JERUSALEM (JTA) — Airbnb will remove listings of rooms and homes for rent in West Bank Jewish settlements, the company announced Monday.
The approximately 200 listings “would be removed in the coming days,” the company said.
Airbnb said in a statement that it consulted with experts to learn about the historical disputes in the region in order to make a decision about whether it should be doing business in “the occupied territories.” The statement did not say which experts it consulted.
The company arrived at a framework for evaluating how to treat listings in occupied territories that included assessing any potential safety risks for hosts and guests; evaluating whether the existence of listings is “contributing to existing human suffering”; and determining whether “the existence of listings in the occupied territory has a direct connection to the larger dispute in the region.”
“We concluded that we should remove listings in Israeli settlements in the occupied West Bank that are at the core of the dispute between Israelis and Palestinians,” a statement on the Airbnb website said.
“Our hope is that someday sooner rather than later, a framework is put in place where the entire global community is aligned so there will be a resolution to this historic conflict and a clear path forward for everybody to follow,” the statement said.
JTA has also learned that the next disputed territory Airbnb will be looking at under this framework is Western Sahara. Airbnb currently lists 24 properties for rent in that territory.
According to a report released Tuesday by Human Rights Watch, which has previously called for Airbnb to remove its West Bank settlement listings, at least 17 rentals in Israeli settlements are built on privately owned Palestinian land. The report also documents nearly 60 properties, of 139 surveyed, that say they are located in Israel.
Human Rights Watch has been encouraging Airbnb to delist its rentals in settlements for two years and last spoke with Airbnb in August, HRW Israel and Palestine director Omar Shakir told JTA. HRW did not time its report to coincide with Airbnb’s announcement. Shakir said he did not know if Airbnb released its announcement in connection with the report.
He said HRW welcomes the decision, and would like Booking.com, another rental site, to take the same action regarding the 26 properties it lists on West Bank settlements.
“Airbnb was facilitating rentals in settlements that are illegal under international humanitarian law,” Shakir told JTA. “They’re both benefitting from and contributing to serious violations of Palestinian human rights.”
Israel’s tourism minister, Yariv Levin, called the decision “discriminatory” as well as “disgraceful and miserable,” according to a statement issued by his office.
Levin ordered his office to “formulate immediate measures to limit the company’s activity throughout the country,” the statement said. He also instructed his ministry to develop and implement a program to encourage tourism and boost vacation apartments in the West Bank.

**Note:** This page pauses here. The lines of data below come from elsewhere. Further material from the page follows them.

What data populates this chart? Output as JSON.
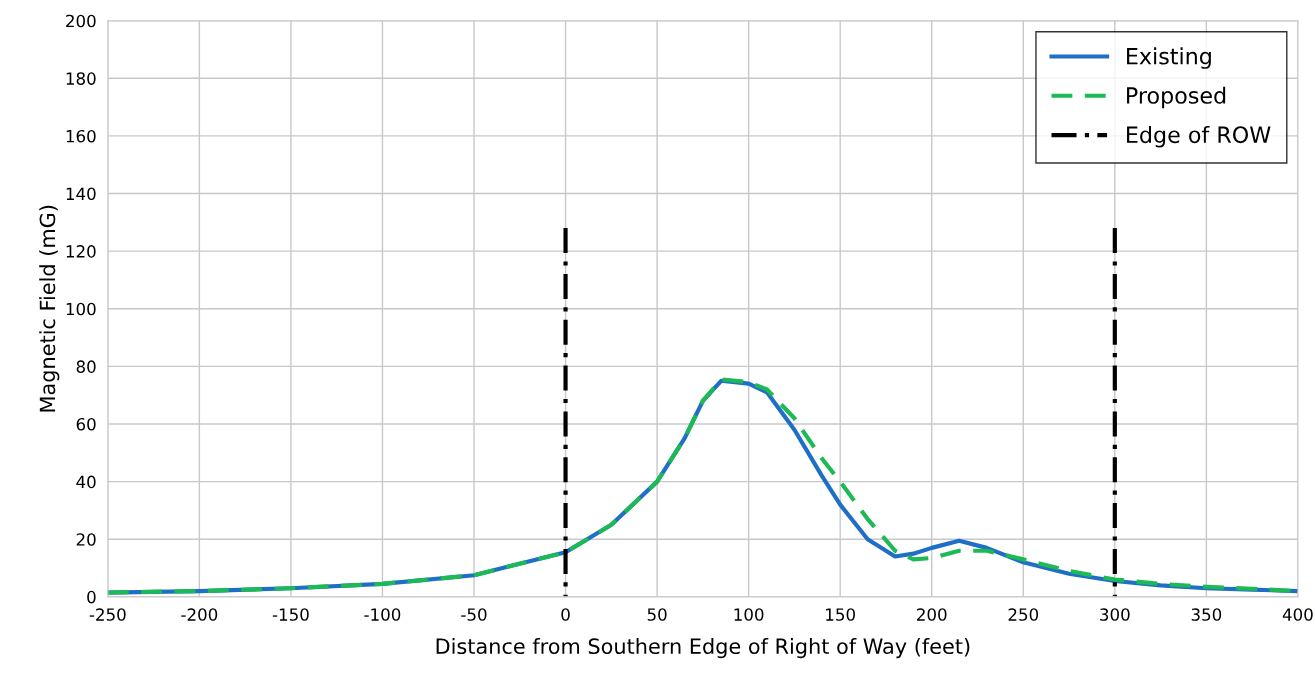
{
  "chart_data": {
    "type": "line",
    "xlabel": "Distance from Southern Edge of Right of Way (feet)",
    "ylabel": "Magnetic Field (mG)",
    "xlim": [
      -250,
      400
    ],
    "xticks": [
      -250,
      -200,
      -150,
      -100,
      -50,
      0,
      50,
      100,
      150,
      200,
      250,
      300,
      350,
      400
    ],
    "ylim": [
      0,
      200
    ],
    "yticks": [
      0,
      20,
      40,
      60,
      80,
      100,
      120,
      140,
      160,
      180,
      200
    ],
    "grid": true,
    "legend": "top right",
    "series": [
      {
        "name": "Existing",
        "color": "#1f6fc6",
        "line_style": "solid",
        "x": [
          -250,
          -200,
          -150,
          -100,
          -50,
          0,
          25,
          50,
          65,
          75,
          85,
          100,
          110,
          125,
          140,
          150,
          165,
          180,
          190,
          200,
          215,
          230,
          250,
          275,
          300,
          325,
          350,
          375,
          400
        ],
        "values": [
          1.5,
          2,
          3,
          4.5,
          7.5,
          15.5,
          25,
          40,
          55,
          68,
          75,
          74,
          71,
          58,
          42,
          32,
          20,
          14,
          15,
          17,
          19.5,
          17,
          12,
          8,
          5.5,
          4,
          3,
          2.5,
          2
        ]
      },
      {
        "name": "Proposed",
        "color": "#1db954",
        "line_style": "dashed",
        "x": [
          -250,
          -200,
          -150,
          -100,
          -50,
          0,
          25,
          50,
          65,
          75,
          85,
          100,
          110,
          125,
          140,
          150,
          165,
          180,
          190,
          200,
          215,
          230,
          250,
          275,
          300,
          325,
          350,
          375,
          400
        ],
        "values": [
          1.5,
          2,
          3,
          4.5,
          7.5,
          15.5,
          25,
          40,
          55,
          68,
          75.5,
          74.5,
          72,
          62,
          48,
          40,
          27,
          16,
          13,
          13.5,
          16,
          16,
          13,
          9,
          6,
          4.5,
          3.5,
          2.8,
          2
        ]
      },
      {
        "name": "Edge of ROW",
        "color": "#000000",
        "line_style": "dashdot",
        "x": [
          0,
          0
        ],
        "values": [
          0,
          128
        ]
      },
      {
        "color": "#000000",
        "line_style": "dashdot",
        "x": [
          300,
          300
        ],
        "values": [
          0,
          128
        ]
      }
    ]
  }
}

Arvind Ganesan, the business and human rights director at Human Rights Watch, praised the Airbnb decision.
“Airbnb’s decision to end its listings in Israeli settlements is an important recognition that such listings can’t square with its human rights responsibilities,” he said in a statement. “For two years, Human Rights Watch has spoken with Airbnb about their brokering of rentals in West Bank settlements that are illegal under international humanitarian law and for which Palestinian ID holders are effectively barred from entering, and are issuing a report about this tomorrow. We urge other companies to follow suit.”
Airbnb operates in 191 countries and regions and more than 81,000 cities.